Aqui nos Capuchos elas estavam cá e para fazer o pavilhão do tratamento do
cancro no pavilhão de oncologia, o pavilhão do hospital de oncologia,
arrancara-se, cortaram-se 6 Sóphoras e eu estive a ler um bocadinho sobre as
Sóphoras e achei muito curioso que dentro das árvores, é a árvore mais
importante na medicina chinesa. Dentro das árvores, porque há muitas plantas da
cultura da medicina chinesa, mas dentro das árvores é a árvore mais importante.
E eu achei curioso também que ela é usada para muitas coisas na China: como
diurético, como isto como aquilo…e tem um alcalóide, portanto (uma substância
química) um alcalóide que se extrai e que serve para tratar o cancro e eu achei
muito curioso, que precisamente no sitio donde se tira as árvores do cancro
planta-se lá o pavilhão para tratar o cancro. Depois o professor Pereira Alves
era aqui o director clinico do hospital, ou director do hospital mesmo, já não
me lembro ele que me desculpe, mas não interessa, disse:- ao menos que não se
arranquem duas, (mas ele é que conhecia a história das Sóphoras) ele é que
disse:-Há duas que não se arrancam. E uma ficou incluída dentro do próprio
pavilhão para tratar o cancro, está até muito engraçada lá metida dentro e
outra à porta. Eu achei aquilo muito curioso e disse:- olha precisamente uma
árvore com história é que eu vou tentar trabalhar e dar alguma expressão.
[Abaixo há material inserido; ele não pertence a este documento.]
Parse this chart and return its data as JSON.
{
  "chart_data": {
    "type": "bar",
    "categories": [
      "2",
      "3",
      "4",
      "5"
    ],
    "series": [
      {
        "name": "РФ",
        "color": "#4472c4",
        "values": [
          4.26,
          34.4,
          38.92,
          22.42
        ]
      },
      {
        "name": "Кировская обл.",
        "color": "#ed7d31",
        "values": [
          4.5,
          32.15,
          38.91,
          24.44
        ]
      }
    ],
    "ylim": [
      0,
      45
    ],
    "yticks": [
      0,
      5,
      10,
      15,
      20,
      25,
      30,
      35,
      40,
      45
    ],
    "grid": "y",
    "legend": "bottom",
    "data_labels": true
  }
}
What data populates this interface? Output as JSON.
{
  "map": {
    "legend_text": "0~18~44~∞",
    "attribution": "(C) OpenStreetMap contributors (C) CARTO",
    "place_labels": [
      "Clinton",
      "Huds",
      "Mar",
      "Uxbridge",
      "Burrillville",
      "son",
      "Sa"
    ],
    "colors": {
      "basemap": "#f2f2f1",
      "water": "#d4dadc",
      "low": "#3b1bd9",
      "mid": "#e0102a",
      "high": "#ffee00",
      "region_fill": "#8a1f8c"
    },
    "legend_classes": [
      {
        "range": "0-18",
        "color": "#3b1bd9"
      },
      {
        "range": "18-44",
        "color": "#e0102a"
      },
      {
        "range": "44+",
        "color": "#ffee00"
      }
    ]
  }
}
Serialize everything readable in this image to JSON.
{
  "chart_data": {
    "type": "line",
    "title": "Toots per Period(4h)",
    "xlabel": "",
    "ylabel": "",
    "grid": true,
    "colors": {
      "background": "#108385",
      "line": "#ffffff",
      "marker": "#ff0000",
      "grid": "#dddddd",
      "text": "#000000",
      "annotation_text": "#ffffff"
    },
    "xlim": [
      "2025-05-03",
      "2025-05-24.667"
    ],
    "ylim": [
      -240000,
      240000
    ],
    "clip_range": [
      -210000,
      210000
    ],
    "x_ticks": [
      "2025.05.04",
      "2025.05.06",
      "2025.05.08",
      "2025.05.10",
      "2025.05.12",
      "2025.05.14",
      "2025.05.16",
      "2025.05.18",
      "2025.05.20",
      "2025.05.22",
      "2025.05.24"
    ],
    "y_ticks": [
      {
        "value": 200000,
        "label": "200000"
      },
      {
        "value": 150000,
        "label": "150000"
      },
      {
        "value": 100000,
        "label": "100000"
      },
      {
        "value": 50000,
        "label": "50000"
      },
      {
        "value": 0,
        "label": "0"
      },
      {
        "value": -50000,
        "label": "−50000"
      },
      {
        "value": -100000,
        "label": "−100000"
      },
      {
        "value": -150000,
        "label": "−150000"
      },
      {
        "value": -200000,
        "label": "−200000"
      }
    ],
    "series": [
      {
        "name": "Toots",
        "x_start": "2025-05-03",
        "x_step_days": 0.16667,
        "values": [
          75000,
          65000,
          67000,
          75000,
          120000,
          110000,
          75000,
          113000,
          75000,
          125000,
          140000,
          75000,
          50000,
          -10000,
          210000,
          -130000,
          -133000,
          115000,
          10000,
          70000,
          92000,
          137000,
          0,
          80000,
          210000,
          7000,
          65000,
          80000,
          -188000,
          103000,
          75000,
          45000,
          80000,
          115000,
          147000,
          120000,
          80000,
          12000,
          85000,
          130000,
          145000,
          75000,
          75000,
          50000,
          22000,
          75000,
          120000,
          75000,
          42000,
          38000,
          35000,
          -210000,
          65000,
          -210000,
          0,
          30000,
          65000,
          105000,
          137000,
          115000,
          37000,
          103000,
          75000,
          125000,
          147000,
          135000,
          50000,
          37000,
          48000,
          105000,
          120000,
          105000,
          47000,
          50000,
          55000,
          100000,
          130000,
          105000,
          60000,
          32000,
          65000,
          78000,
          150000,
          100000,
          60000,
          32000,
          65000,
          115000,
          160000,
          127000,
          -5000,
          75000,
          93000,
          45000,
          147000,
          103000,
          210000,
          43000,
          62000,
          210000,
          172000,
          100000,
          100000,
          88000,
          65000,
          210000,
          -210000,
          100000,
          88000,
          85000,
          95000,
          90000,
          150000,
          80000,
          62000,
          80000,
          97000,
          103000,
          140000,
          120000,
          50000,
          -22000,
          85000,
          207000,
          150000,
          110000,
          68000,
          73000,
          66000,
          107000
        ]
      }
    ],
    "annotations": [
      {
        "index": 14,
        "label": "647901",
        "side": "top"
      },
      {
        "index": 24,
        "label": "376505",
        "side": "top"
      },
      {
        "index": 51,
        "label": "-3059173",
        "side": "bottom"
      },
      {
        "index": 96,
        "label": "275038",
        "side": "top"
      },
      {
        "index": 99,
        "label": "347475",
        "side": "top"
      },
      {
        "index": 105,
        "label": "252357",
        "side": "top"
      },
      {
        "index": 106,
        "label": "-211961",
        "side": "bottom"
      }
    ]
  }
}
A
árvore naturalmente já tem a sua expressão porque…por motivos vários; porque o
sol anda de um lado para o outro e ela roda no sentido…o seu crescimento roda
no sentido de como sol a acompanha, depois o vento, depois não sei quê…portanto
a árvore tem a sua expressão estética que nós também podemos explorar e
portanto explorando um bocadinho essa expressão estética quis enaltecer uma das
árvores que para a cultura chinesa é muito importante e quem quiser vai à NET
ver o que é Sóphora Japónica que actualmente chama-se Styphnolobium japónico
por outros motivos, porque já não pertence àquela variedade, por motivos vários
porque…eu nem posso explicar tudo, porque há tanta coisa…não tem briófitas na
raiz. Há a Robínia Pseudoacácia que é
uma variedade próxima mas pronto… quem
quiser vai ver porque é tão importante e foi a minha primeira árvore. O meu
projecto inicial era esculpir as principais árvores da cidade. Era a Sophora,
era a Robínia Pseudoacácia, por outros motivos também e era o pseudo…o falso
Incenso, porque elas três têm uma expressão, uma história que vale a pena ser
contada e que vale a pena esculpir essas árvores, porque elas têm uma história
interessante. Aliás, todas as árvores têm uma história interessante, a cidade tem
histórias interessantes; porque é que elas foram plantadas aqui e não foram
plantadas ali e era esse o meu projecto; mas entretanto atravessaram-se outras
coisas no meu caminho, por exemplo, a única amendoeira que havia na minha terra
e que eu tantas vezes trepei para roubar as amêndoas ao sr. Pinto, uma vez
cheguei lá tinha havido fogo e ardeu. Então eu telefonei ao Neto que também era
médico desse senhor e pedi : oh pá, deixa-me lá pegar nessa amendoeira, dá-me essa
amendoeira e ele deu-me. E aquela árvore que eu tinha trepado tantas vezes em
criança e que ardeu também foi esculpida por mim.
--A amendoeira da infância de Vítor Brotas renasceu das cinzas numa
escultura feita por este filho da terra o brio de guerra cujo coração errante
adoptou a bondade como método e regra de vida, o médico que nunca diz não, dos
Capuchos, anda agora ocupado a fazer guitarras, porque
o alvo é uma investigação sobre os prodígios da madeira nos mistérios da acústica. É uma nova
paixão de um médico que gosta da madeira e da escultura. Mas da guitarra
falaremos noutra emissão da TSF numa noite destas.